Es sei eine schreckliche Normalität, ein Kriegsalltag, sagte der ukrainische Botschafter Vasyl Chiminets, als die Fahrzeuge am Dienstag an das Sicherheitszentrum der Feuerwache Tuln übergeben wurden. Und er appelliert, unser Land nicht zu vergessen: „Alle Ukrainer schätzen, wie die österreichische Gesellschaft, alle österreichischen Bürgerinnen und Bürger sich seit Kriegsbeginn solidarisch gezeigt haben und weiterhin solidarisch zeigen. Auch die Spendenbereitschaft ist uns sehr wichtig.”
Die Zerstörung in der Ukraine betrifft auch viel Infrastruktur. Bei einem Besuch in Kiew im Juni traf Alfred Riedl, Präsident des Österreichischen Gemeindebundes, unter anderem mit Kiews Bürgermeister Vitaly Klitschko zusammen. Aus den österreichischen Gemeinden wurde Hilfe zugesagt – mehr dazu in der Delegation trifft Vitali Klitschko in Kiew (noe.ORF.at; 20.6.2022).
Drei Feuerwachen, ein Krankenwagen und eine Müllabfuhr
Der erste Teil ist bereits gekauft. Fünf gebrauchte Einsatzfahrzeuge werden über das Innenministerium in die Ukraine geliefert: drei Feuerwehrfahrzeuge, ein Rettungswagen des Roten Kreuzes und ein Müllwagen, gestiftet von der Firma Saubermacher.
Während der Sendung betonte Riddle den anhaltenden Optimismus der Bürgermeister in der Ukraine, mit denen er sprach: “Es gibt kein Wort der Depression, aber ein starkes Zeichen: Wir werden das bewältigen, wir bauen die Zukunft.” Die Bitte war nur dort, wo es möglich ist, dringend zu helfen.
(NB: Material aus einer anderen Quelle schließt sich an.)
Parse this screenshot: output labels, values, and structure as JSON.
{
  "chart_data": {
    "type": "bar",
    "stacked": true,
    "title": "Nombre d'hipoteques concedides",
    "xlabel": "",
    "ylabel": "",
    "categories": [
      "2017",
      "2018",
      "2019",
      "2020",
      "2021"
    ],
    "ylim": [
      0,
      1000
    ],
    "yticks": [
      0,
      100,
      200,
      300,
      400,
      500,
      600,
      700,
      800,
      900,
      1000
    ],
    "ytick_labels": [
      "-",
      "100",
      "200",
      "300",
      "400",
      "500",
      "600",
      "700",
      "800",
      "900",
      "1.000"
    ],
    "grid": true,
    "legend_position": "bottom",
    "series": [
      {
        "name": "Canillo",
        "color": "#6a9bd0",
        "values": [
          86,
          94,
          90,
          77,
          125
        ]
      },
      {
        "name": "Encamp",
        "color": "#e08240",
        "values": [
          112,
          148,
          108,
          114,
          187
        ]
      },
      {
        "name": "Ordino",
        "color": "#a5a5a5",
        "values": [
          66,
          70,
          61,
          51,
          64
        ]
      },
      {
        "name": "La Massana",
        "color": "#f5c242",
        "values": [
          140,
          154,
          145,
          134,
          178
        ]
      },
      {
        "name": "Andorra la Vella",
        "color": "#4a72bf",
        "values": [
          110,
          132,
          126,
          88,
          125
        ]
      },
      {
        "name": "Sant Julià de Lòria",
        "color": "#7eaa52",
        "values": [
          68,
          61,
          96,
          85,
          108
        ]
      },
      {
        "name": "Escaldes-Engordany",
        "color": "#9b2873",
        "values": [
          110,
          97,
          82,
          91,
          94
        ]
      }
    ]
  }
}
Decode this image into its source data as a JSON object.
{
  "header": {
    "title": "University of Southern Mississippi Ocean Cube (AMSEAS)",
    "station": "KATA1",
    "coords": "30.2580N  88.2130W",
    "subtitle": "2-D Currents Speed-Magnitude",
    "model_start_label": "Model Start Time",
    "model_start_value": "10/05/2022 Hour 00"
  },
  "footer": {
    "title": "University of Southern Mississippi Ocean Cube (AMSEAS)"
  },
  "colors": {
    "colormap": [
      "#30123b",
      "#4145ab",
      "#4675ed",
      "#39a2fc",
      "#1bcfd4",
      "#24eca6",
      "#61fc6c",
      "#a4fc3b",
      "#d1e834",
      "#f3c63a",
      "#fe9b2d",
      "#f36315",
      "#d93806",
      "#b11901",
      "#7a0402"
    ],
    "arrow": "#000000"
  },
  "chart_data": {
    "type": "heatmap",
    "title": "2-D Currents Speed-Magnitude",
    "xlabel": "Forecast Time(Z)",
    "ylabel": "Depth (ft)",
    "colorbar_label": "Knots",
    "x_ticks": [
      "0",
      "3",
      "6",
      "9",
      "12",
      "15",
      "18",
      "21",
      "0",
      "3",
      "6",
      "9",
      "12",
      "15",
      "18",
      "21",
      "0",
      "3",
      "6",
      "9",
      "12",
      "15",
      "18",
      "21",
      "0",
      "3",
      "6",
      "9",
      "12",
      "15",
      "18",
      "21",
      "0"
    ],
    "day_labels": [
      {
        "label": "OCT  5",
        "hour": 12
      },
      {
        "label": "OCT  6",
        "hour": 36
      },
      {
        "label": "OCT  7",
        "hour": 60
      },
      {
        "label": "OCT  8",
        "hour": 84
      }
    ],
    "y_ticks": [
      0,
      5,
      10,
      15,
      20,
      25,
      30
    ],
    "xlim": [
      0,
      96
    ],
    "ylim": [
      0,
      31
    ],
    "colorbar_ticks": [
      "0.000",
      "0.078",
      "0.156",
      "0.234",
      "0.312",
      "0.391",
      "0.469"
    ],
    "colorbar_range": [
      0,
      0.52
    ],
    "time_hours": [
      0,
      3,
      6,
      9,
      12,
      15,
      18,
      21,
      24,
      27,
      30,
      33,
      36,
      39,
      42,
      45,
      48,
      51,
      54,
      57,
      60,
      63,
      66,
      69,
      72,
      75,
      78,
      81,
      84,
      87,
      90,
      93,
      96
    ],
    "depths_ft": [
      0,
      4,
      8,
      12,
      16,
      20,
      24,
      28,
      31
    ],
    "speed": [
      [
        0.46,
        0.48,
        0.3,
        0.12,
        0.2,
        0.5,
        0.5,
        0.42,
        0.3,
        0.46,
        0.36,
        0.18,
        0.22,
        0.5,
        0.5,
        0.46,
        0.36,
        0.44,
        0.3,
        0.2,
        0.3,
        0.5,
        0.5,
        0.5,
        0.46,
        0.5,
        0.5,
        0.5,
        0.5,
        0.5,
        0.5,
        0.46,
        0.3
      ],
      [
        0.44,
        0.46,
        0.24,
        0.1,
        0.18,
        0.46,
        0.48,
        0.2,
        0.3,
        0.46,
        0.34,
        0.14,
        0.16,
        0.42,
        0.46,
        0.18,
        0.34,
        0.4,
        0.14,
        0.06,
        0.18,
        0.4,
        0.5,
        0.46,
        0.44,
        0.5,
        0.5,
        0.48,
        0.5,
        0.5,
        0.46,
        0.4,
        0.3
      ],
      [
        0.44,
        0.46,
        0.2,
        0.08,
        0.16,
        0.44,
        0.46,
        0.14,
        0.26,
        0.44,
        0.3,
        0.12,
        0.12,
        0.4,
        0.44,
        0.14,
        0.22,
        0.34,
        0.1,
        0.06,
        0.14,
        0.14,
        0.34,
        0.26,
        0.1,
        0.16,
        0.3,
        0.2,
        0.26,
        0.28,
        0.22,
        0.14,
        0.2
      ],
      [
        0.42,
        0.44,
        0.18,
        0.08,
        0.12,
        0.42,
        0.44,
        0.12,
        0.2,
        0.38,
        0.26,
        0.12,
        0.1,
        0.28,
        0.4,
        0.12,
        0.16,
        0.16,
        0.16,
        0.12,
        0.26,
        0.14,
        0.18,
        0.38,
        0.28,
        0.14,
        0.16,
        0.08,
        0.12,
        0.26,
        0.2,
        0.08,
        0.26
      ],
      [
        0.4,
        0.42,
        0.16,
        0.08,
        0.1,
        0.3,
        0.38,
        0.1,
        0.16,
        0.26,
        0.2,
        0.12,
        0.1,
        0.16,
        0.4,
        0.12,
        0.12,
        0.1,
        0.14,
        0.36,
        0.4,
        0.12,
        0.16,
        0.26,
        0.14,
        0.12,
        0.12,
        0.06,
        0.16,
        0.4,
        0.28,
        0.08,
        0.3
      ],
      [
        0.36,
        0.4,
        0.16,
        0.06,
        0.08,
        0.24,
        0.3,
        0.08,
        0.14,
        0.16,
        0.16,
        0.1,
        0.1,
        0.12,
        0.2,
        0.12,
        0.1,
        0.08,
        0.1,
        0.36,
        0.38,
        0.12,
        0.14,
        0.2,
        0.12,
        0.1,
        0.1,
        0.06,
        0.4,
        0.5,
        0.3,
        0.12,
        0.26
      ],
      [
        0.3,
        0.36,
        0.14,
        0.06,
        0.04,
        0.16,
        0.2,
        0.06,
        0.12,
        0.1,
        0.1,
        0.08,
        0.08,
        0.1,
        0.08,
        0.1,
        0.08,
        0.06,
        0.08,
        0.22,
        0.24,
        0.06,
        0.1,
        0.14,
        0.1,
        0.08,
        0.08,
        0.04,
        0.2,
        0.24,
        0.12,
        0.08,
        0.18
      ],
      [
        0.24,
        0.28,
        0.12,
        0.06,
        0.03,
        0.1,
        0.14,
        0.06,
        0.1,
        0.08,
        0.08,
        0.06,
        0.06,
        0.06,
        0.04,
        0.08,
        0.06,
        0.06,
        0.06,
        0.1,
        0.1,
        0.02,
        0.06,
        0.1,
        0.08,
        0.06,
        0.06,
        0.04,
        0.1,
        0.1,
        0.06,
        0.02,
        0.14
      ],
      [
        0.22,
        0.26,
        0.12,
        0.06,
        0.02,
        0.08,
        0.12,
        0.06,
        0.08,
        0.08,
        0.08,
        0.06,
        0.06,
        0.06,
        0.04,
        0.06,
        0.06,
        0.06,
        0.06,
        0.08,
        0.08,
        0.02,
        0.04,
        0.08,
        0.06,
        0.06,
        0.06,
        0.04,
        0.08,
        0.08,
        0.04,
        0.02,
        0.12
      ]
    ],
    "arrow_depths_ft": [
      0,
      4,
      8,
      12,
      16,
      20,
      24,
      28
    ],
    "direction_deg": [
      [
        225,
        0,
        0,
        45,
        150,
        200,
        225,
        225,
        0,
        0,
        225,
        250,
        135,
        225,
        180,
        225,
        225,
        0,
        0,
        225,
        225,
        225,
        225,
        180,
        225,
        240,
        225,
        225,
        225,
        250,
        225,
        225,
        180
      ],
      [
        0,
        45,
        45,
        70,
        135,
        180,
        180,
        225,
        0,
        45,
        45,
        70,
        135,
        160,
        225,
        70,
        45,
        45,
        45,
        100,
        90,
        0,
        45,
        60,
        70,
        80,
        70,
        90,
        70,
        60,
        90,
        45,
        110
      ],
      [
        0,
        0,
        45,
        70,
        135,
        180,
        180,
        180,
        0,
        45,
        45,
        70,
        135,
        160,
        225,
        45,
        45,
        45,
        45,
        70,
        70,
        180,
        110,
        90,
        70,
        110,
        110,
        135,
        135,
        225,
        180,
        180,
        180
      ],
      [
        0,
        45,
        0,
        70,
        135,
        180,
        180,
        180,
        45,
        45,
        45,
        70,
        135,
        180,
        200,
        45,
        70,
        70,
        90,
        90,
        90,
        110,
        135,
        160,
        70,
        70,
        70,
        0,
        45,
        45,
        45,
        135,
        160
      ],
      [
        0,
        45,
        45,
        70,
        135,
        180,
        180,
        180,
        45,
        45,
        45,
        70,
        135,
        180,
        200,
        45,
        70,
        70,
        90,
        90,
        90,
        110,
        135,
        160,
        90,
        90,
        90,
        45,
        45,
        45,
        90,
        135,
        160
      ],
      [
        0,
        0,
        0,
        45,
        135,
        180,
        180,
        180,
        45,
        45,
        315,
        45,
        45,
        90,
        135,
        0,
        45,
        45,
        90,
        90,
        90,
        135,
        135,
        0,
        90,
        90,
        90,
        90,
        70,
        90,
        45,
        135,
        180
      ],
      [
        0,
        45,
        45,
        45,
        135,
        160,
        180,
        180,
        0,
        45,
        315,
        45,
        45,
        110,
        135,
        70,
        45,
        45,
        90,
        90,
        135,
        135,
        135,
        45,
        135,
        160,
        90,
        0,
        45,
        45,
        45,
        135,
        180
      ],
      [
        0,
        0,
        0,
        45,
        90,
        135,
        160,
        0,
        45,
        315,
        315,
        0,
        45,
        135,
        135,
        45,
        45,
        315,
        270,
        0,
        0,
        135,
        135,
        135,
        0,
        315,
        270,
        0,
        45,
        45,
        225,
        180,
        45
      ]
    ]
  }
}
ORF-Gemeindebund-Präsident Alfred Riddle (rechts) traf im Juni mit Kiews Bürgermeister Witali Klitschko zusammen
Jetzt passiert es mit Krankenwagen, aber Rettungsorganisationen und freiwillige Feuerwehren machen es seit Kriegsbeginn im Februar. Landesfeuerwehrkommandant Dietmar Fahrafelner: „Wir haben unsere Feuerwehren zu Spenden aufgerufen und am Ende 96 Paletten Feuerwehrausrüstung in die Ukraine geliefert.“
Josef Schmoll, Präsident des Roten Kreuzes Niederösterreich, ergänzte, dass Hilfslieferungen in die Ukraine von Anfang an organisiert worden seien: „Erst gestern wurde ein weiteres Ultraschallgerät von der Landesklinik in Tuln an eine Klinik in der Ukraine geliefert, wo die Schwerverletzten befinden sich in Notoperationen“.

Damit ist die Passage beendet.